My mantra for terry nappies and potty training is ''Try walking around with a soaking wet rag between your legs'' that's the reason babies were trained earlier.Disposables are far too absorbant.

Harrypotterfan Sun 22-May-11 08:59:34

My 2 wre trained by 2.3 yrs. They are now 3.6 and 5.6 so not that long ago. I put them in heavy cotton training pants and they got it within 2 weeks Still waiting for Ds to be dry at night tho but that doesn't concern me. I do think kids can be trained young. Parents need to be willing to put in the time and effort for the few weeks of mess. But with everyone working and kids in childcare etc that's not always practical.

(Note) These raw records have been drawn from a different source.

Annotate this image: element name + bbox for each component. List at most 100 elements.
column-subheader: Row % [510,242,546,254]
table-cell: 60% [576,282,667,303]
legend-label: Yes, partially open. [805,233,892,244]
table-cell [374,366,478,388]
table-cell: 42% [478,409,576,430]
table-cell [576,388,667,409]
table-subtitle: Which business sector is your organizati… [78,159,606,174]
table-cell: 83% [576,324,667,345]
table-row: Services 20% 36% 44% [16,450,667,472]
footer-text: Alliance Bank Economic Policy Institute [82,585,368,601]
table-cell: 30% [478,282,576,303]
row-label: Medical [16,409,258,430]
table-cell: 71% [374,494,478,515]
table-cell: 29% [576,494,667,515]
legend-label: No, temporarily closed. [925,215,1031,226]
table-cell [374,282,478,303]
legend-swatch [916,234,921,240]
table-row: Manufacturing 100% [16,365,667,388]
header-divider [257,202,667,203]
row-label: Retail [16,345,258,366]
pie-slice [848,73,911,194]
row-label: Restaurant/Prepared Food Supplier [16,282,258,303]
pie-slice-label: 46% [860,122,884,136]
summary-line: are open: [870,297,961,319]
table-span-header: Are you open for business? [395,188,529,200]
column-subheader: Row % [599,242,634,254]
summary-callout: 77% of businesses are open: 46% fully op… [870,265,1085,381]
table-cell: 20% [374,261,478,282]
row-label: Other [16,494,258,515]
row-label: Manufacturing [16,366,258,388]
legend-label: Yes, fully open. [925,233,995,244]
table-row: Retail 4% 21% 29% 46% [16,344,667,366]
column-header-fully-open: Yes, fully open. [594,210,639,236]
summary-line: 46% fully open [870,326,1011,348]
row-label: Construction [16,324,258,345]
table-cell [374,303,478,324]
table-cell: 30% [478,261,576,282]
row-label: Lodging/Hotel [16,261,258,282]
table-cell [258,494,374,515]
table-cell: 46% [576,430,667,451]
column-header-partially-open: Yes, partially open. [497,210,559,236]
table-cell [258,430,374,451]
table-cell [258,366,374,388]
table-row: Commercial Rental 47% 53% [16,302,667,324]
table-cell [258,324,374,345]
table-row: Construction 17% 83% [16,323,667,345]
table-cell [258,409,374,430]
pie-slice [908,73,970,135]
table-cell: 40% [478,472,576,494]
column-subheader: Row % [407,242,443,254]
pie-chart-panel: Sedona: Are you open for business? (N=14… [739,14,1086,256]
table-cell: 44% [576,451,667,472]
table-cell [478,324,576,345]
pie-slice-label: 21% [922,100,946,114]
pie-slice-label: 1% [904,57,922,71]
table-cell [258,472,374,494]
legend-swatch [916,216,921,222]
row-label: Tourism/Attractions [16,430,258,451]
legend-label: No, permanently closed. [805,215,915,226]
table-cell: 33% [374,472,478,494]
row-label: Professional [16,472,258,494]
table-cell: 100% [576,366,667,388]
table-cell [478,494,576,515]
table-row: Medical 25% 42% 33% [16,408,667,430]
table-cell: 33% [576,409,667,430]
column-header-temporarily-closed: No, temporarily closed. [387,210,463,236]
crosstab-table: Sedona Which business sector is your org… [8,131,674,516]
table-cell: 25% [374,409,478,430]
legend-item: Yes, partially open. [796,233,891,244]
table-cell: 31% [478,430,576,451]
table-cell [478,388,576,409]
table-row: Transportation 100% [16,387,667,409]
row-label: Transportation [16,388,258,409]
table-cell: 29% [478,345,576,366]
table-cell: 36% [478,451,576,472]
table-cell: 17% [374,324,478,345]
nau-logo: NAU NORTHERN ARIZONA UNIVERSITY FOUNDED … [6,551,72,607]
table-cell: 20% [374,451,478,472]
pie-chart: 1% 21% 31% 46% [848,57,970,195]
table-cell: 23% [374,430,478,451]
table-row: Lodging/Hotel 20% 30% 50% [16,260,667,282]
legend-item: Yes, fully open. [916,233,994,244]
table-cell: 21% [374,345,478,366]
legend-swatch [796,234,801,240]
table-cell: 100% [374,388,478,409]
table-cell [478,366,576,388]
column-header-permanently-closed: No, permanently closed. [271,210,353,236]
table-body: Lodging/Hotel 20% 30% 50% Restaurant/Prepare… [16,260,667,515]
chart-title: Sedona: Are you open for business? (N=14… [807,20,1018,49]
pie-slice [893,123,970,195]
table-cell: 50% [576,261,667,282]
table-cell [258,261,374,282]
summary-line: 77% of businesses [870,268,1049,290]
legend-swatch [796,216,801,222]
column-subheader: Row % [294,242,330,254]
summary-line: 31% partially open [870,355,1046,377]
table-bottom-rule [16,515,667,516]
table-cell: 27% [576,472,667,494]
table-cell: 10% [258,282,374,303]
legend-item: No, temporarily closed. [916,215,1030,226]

harrigran Sun 22-May-11 11:01:04

Getting a child dry at night is not difficult. We always lifted the child, took them to the toilet,they obliged and were back in bed in a minute. I have heard younger Mums say they didn't want to wake the child but they usually go straight back to sleep. I have always done it with granddaughter too. I always leave a potty in the bedroom because children may not want to leave the room.

Harrypotterfan Sun 22-May-11 20:59:00

Hari gran. Thanks for tip
We have tried that and he does go straight back off. But we seem to still get 2 or 3 wet beds a week even with lifting. His sister was dry within a month of being dry in the day so I'm just waiting till the accidents get less frequent and I will try with out a pull up again. We reuse the dry pull ups so it's not that expensive smile

I have friends that have 5 yr old that are still in a night pull up so I'm not concerned as he is almost 3.6yrs so not of an age where Yr told to seek a docs advise.